L’oliata macchina da guerra della comunicazione renziana non si ferma nemmeno ad agosto. Ieri ha preso un titolo di Repubblica (“Il Senato sarà un Vietnam”) – frutto di un’espressione virgolettata ma attribuita a nessuno – e ne ha fatto materia per una raffica di comunicati e tweet contro la minoranza del Pd. Curioso che nella batteria di fuoco figuri anche Matteo Orfini, soi-disant minoranza anche lui e, soprattutto, presidente del partito. Alfredo D’Attorre, anche se è filosofo di formazione, non la prende con filosofia: “Orfini farebbe meglio a occuparsi del disastro di Roma, la responsabilità dei nostri senatori non è mai stata in discussione”.

Dicono che, sulle riforme costituzionali, farete i vietcong.
Nessuno ha parlato di Vietnam, nessuno immagina imboscate, nessuno trama nell’ombra. Qui parliamo di proposte di modifica della riforma costituzionale che sono state presentate da mesi e hanno il consenso di una vasta platea di esperti, specie dopo l’approvazione dell’Italicum.

Dicono: è il secondo atto dopo l’imboscata sulla Rai.
Sul canone Rai non c’è stata nessuna imboscata. Un gruppo di senatori del Pd ha presentato un emendamento di buon senso, ha chiesto di discuterlo nel gruppo, poi – di fronte all’impossibilità di farlo – ha chiesto di accantonare quel punto. Siccome neanche questo è stato possibile, ha sostenuto in Aula la proposta e l’ha votata. Più trasparenti di così…
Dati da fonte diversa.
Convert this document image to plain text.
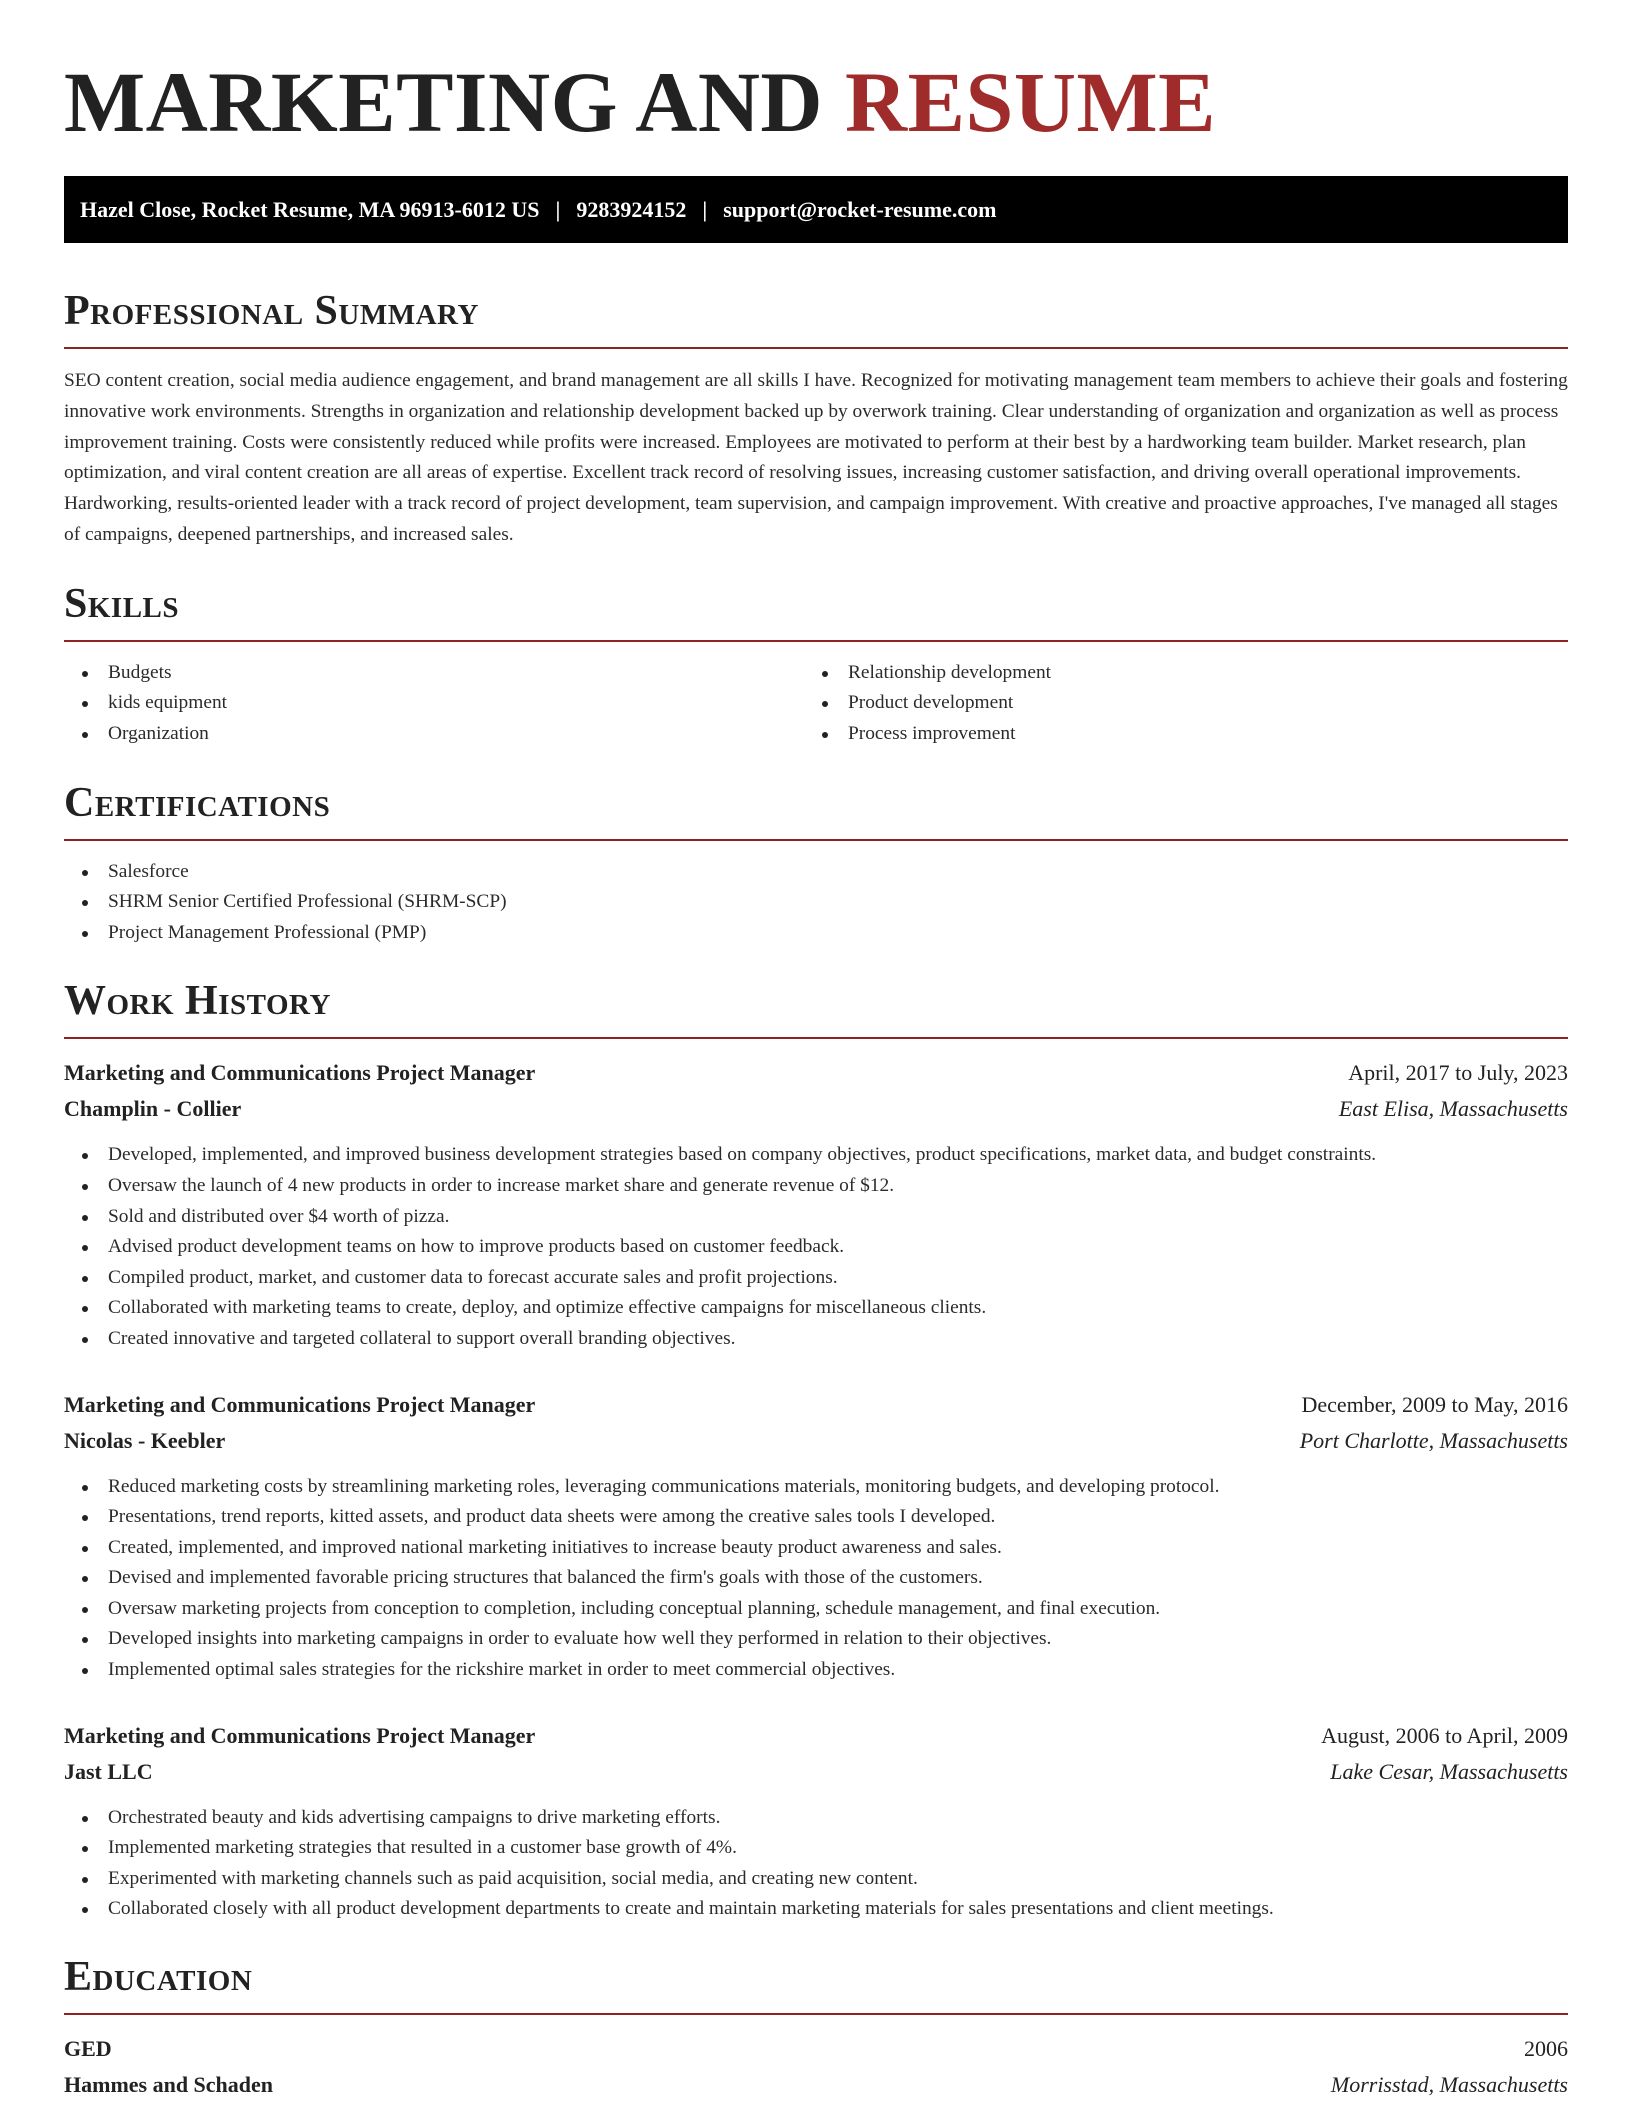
MARKETING AND RESUME
Hazel Close, Rocket Resume, MA 96913-6012 US | 9283924152 | support@rocket-resume.com
Professional Summary

SEO content creation, social media audience engagement, and brand management are all skills I have. Recognized for motivating management team members to achieve their goals and fostering innovative work environments. Strengths in organization and relationship development backed up by overwork training. Clear understanding of organization and organization as well as process improvement training. Costs were consistently reduced while profits were increased. Employees are motivated to perform at their best by a hardworking team builder. Market research, plan optimization, and viral content creation are all areas of expertise. Excellent track record of resolving issues, increasing customer satisfaction, and driving overall operational improvements. Hardworking, results-oriented leader with a track record of project development, team supervision, and campaign improvement. With creative and proactive approaches, I've managed all stages of campaigns, deepened partnerships, and increased sales.

Skills
Budgets
kids equipment
Organization
Relationship development
Product development
Process improvement
Certifications
Salesforce
SHRM Senior Certified Professional (SHRM-SCP)
Project Management Professional (PMP)
Work History
Marketing and Communications Project Manager	April, 2017 to July, 2023
Champlin - Collier	East Elisa, Massachusetts
Developed, implemented, and improved business development strategies based on company objectives, product specifications, market data, and budget constraints.
Oversaw the launch of 4 new products in order to increase market share and generate revenue of $12.
Sold and distributed over $4 worth of pizza.
Advised product development teams on how to improve products based on customer feedback.
Compiled product, market, and customer data to forecast accurate sales and profit projections.
Collaborated with marketing teams to create, deploy, and optimize effective campaigns for miscellaneous clients.
Created innovative and targeted collateral to support overall branding objectives.
Marketing and Communications Project Manager	December, 2009 to May, 2016
Nicolas - Keebler	Port Charlotte, Massachusetts
Reduced marketing costs by streamlining marketing roles, leveraging communications materials, monitoring budgets, and developing protocol.
Presentations, trend reports, kitted assets, and product data sheets were among the creative sales tools I developed.
Created, implemented, and improved national marketing initiatives to increase beauty product awareness and sales.
Devised and implemented favorable pricing structures that balanced the firm's goals with those of the customers.
Oversaw marketing projects from conception to completion, including conceptual planning, schedule management, and final execution.
Developed insights into marketing campaigns in order to evaluate how well they performed in relation to their objectives.
Implemented optimal sales strategies for the rickshire market in order to meet commercial objectives.
Marketing and Communications Project Manager	August, 2006 to April, 2009
Jast LLC	Lake Cesar, Massachusetts
Orchestrated beauty and kids advertising campaigns to drive marketing efforts.
Implemented marketing strategies that resulted in a customer base growth of 4%.
Experimented with marketing channels such as paid acquisition, social media, and creating new content.
Collaborated closely with all product development departments to create and maintain marketing materials for sales presentations and client meetings.
Education
GED	2006
Hammes and Schaden	Morrisstad, Massachusetts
Dicono: usano il Senato per fare una battaglia politica interna.
Se si pensa che su una materia come la Costituzione bisogna rinunciare al confronto perché altrimenti Renzi si dispiace, forse a dividerci è la concezione stessa della democrazia e del partito. Non facciamo agguati, siamo solo determinati a discutere quale sia la riforma migliore.

Dicono: se ne fregano delle decisioni della maggioranza.
Allora, non si è voluta correggere la rotta sul lavoro e i dati sull’occupazione stanno lì a dimostrare l’efficacia del Jobs Act. Idem sulla scuola e ci siamo inimicati l’intero mondo della formazione. Si è proceduto con prepotenza sulla legge elettorale approvando con la fiducia una norma pericolosa per la qualità della democrazia italiana e che ora rischia di ritorcersi anche contro il Pd renziano. Visti i precedenti, forse Renzi farebbe bene ad avere l’umiltà di confrontarsi e ascoltare.

L’unico punto d’incontro, però, è l’elettività del Senato.
Certo, e si può fare senza perdere tempo cambiando l’articolo 2 della riforma e dando un’identità a questo nuovo Senato, che ora non è né carne né pesce, ma un ibrido privo di forma, con un meccanismo di elezione bizzarro. Una modifica tanto più necessaria visto l’abnorme premio di maggioranza dell’Italicum.

Com’è passare la domenica sotto il fuoco renziano?
I comunicati a raffica sono solo l’ennesimo segno di com’è concepito il partito: non un luogo di discussione e confronto, ma un seguito organizzato attorno a un unico centro di comando. Il partito ridotto a ufficio stampa e comitato elettorale per diffondere il verbo del decisore unico: i tweet e i comunicati fotocopia sono funzionali a questo modello. D’altronde basta guardare le Direzioni: Renzi parla un’ora e mezza e poi nemmeno si degna di replicare alle critiche.

Ora farete una Direzione sulla questione meridionale, come se fosse esplosa ieri…
Una scelta comunicativa più che politica. D’altronde l’esecutivo è in ritardo già sull’ordinario: i fondi comunitari vecchi e nuovi, l’Agenzia per la coesione, un responsabile nel governo per il Sud. Poi c’è un tema più profondo: Renzi si è piegato a una politica economica conforme all’ortodossia di Bruxelles e con quella, nella migliore delle ipotesi, l’Italia è ferma e il Mezzogiorno affonda. È il Sud che paga di più di tutti l’attuale assetto dell’euro: il dato sulla disoccupazione giovanile è lì a ricordarlo a tutti.

Come finisce?
Non lo so, ma così il Pd non va da nessuna parte. Sono preoccupato per il partito e per l’Italia: Renzi mi pare in un vicolo cieco, ma una credibile alternativa politica non è ancora pronta.